Like a number of big-budget movies opening these days, Warcraft had two specific goals. First of all, it had to make money. And on that scale, it is indeed a failure, albeit less of one than many of us presumed once upon a time. Even with a whopping $220 million in China, which amounted to over half of the film’s $430m worldwide cume, the $160m production is still a slight money loser (around $15m so says The Hollywood Reporter). The film made around 2.675x its production budget (not including marketing costs), which means it may break even down in post-theatrical. But it is not a breakout smash hit by any definition. Investors don’t throw money into big budget movies to just break even.
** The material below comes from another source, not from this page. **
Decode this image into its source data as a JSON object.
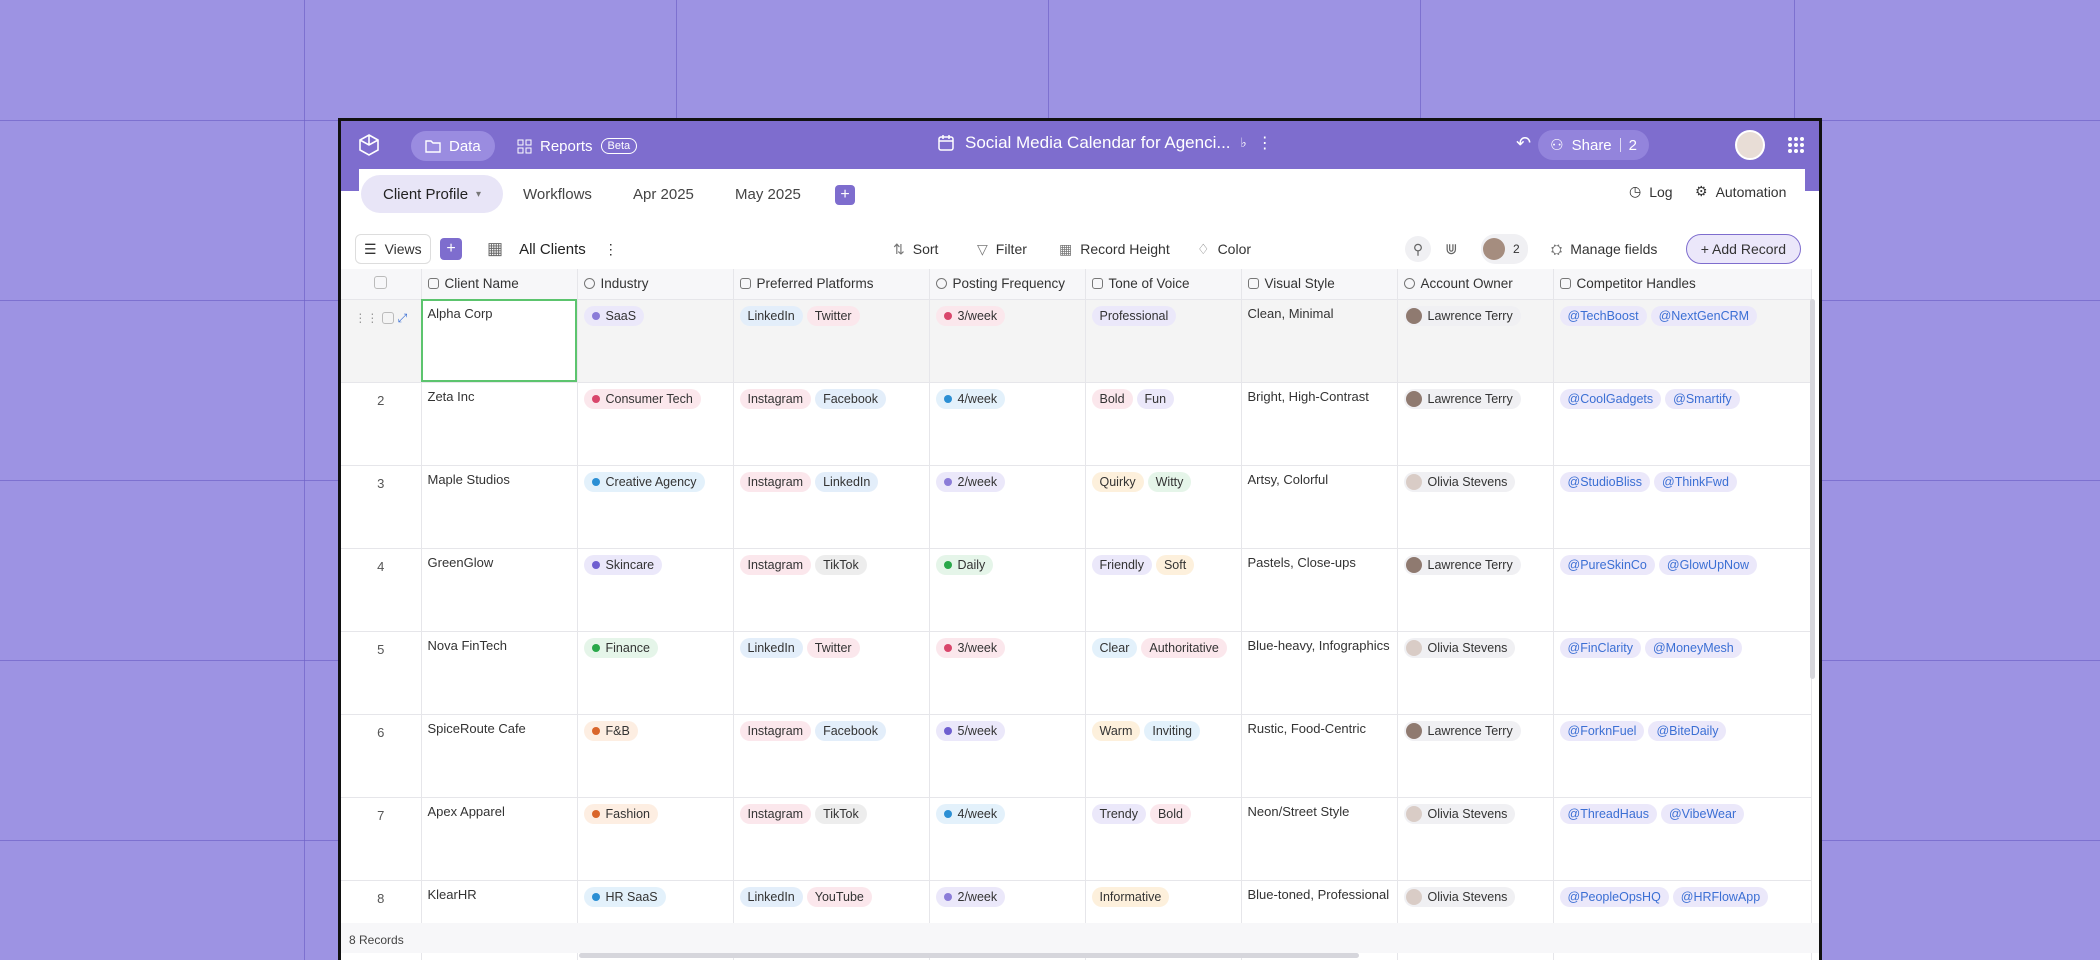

If not for the miraculous business in China, this would have been a disaster for all parties. Yes, the film earned $220.8 million in China alone, which makes it one of the bigger release ever in said territory and the sixth-biggest Hollywood import behind Zootopia, Jurassic World, Avengers: Age of Ultron, Transformers: Age of Extinction, andFurious 7. But, even in China, its legs were painfully short. It earned almost all of that money ($156m) in the first five days of release, with $91m (41%) coming just in the first 48 hours. It played to fans of the game while alienating (or failing to capture the interest in the first place) of general audiences. That’s arguably what happened around the world ($162.5m not including China) as well as North America.
Warcraft marks perhaps a watershed moment in film, where the US box office is not even the center of a film’s target audience. Or it could be a fluke. Either way, it’s possible there will be a Warcraft 2, but I doubt Duncan Jones is willing to sink another four years into it, and it undoubtedly will have a smaller budget which will undercut the visuals, which is the only thing working here. They work so well, and I’m such a fantasy nerd, I almost want to give it the tiniest of positive scores, but I can’t. This just isn’t the film that gamers long for to bring the stories we play over to the big screen.